Mondrian is open source and so lacks any licensing fee structure. Jaspersoft also releases a community edition of their OLAP server. The others have somewhat high licensing costs. Be prepared to incur high operational and maintenance costs when using any OLAP solution.
The down-side to using spreadsheets to render your graphs is that it is a manual operation. This can get to be a bit daunting when you have to generate these reports often. Another approach is to use the open source R Programming Language to generate the actual graphs.
Perhaps the biggest advantage to R is that you can easily apply various transformations to the data set, or work with multiple data sets, as easy as writing a formula.
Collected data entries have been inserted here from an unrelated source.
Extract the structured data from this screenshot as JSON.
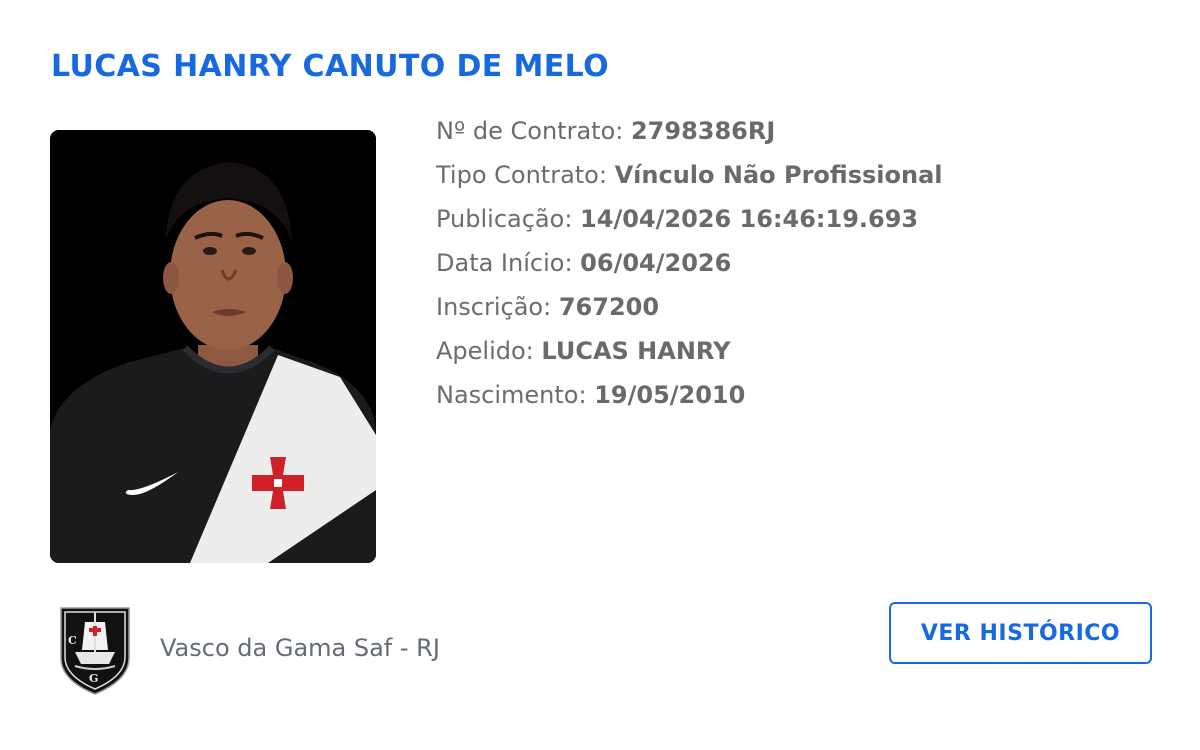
{
  "player": {
    "name": "LUCAS HANRY CANUTO DE MELO"
  },
  "details": [
    {
      "label": "Nº de Contrato:",
      "value": "2798386RJ"
    },
    {
      "label": "Tipo Contrato:",
      "value": "Vínculo Não Profissional"
    },
    {
      "label": "Publicação:",
      "value": "14/04/2026 16:46:19.693"
    },
    {
      "label": "Data Início:",
      "value": "06/04/2026"
    },
    {
      "label": "Inscrição:",
      "value": "767200"
    },
    {
      "label": "Apelido:",
      "value": "LUCAS HANRY"
    },
    {
      "label": "Nascimento:",
      "value": "19/05/2010"
    }
  ],
  "club": {
    "name": "Vasco da Gama Saf - RJ",
    "crest_icon": "vasco-crest-icon"
  },
  "actions": {
    "history_label": "VER HISTÓRICO"
  },
  "colors": {
    "accent": "#1769e0",
    "label_text": "#6c6c6c",
    "club_text": "#666c74"
  }
}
R comes with lots of plotting and graphing options such as dot charts, bar charts, pie charts, notched box plots, histograms, topographic maps, and heat maps.
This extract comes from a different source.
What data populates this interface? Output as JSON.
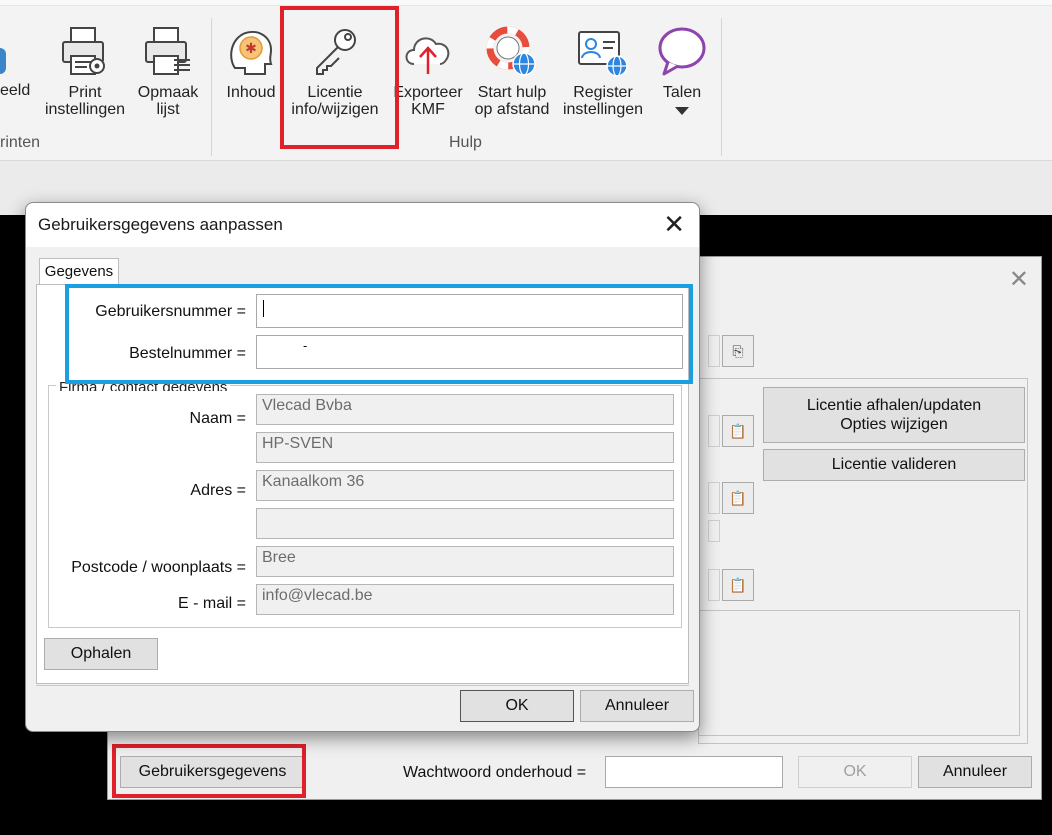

Just like with the spreadsheets, you read in a CSV file’s contents to create a data set in R. Once loaded, there are various functions that you can apply to a data set in order to pivot, slice and dice, filter, normalize, etc. Vector and matrix math is available in R as are lists, data frames and just about any probability distribution function that you could imagine. The R programming language was originally designed for statistical analysis.
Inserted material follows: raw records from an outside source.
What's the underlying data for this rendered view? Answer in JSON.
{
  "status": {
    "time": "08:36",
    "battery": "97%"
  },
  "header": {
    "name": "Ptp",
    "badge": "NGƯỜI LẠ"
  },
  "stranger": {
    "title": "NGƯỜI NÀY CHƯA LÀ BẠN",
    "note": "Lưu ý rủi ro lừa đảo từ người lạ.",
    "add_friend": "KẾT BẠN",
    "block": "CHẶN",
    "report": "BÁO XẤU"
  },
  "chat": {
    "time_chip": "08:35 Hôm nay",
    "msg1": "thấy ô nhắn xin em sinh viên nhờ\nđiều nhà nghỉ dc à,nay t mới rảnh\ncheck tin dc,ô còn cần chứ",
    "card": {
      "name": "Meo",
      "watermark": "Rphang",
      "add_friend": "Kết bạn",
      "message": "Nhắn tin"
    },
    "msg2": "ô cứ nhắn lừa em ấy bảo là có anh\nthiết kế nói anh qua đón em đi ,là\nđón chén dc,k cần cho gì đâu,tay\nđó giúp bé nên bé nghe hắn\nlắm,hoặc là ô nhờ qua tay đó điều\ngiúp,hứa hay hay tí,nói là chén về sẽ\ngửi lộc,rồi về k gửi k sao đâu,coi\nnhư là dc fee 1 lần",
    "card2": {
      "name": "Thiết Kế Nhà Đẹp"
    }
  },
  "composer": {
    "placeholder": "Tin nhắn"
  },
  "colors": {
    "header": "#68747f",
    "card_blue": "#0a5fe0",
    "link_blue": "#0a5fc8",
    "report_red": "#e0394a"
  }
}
If you are trying to find correlation between various dimensions in your data, then R has a special feature for you where it automatically plots a 2D graph of every column vs every other column in your data set. This is called the scatter plot. You can quickly inspect each graph visually in order to discover hither to unknown relevance.
Ubuntu users can easily install the R programming language environment via the Synaptic Package Manager by marking the r-recommended package for installation.
Perhaps you see analysis in terms of data mining but don’t feel comfortable with using a programming language such as R. In which case, take a look at Weka which is a collection of machine learning algorithms for data mining tasks. Weka contains tools for data pre-processing, classification, regression, clustering, association rules, and visualization. There is a GUI tool that is easy to use. Although it prefers its own ARFF format, you can load Weka with CSV files. Like R, Weka can easily show you scatter plots to help you find correlation between various dimensions in your data. Unlike R, Weka provides advanced classification and clustering capability through the use of machine learning where you provide special training data that it uses to do a better job on the real data later on.
There you have it. With these three blogs, you now have a survey level introduction to the various tools and techniques for logging, selecting, and graphing your app’s activities for the purposes of analysing its performance and behavioural characteristics.
Only through the process of constant and unrelenting improvement can you hope to remain competitive. Analytics provides the reality check for that process.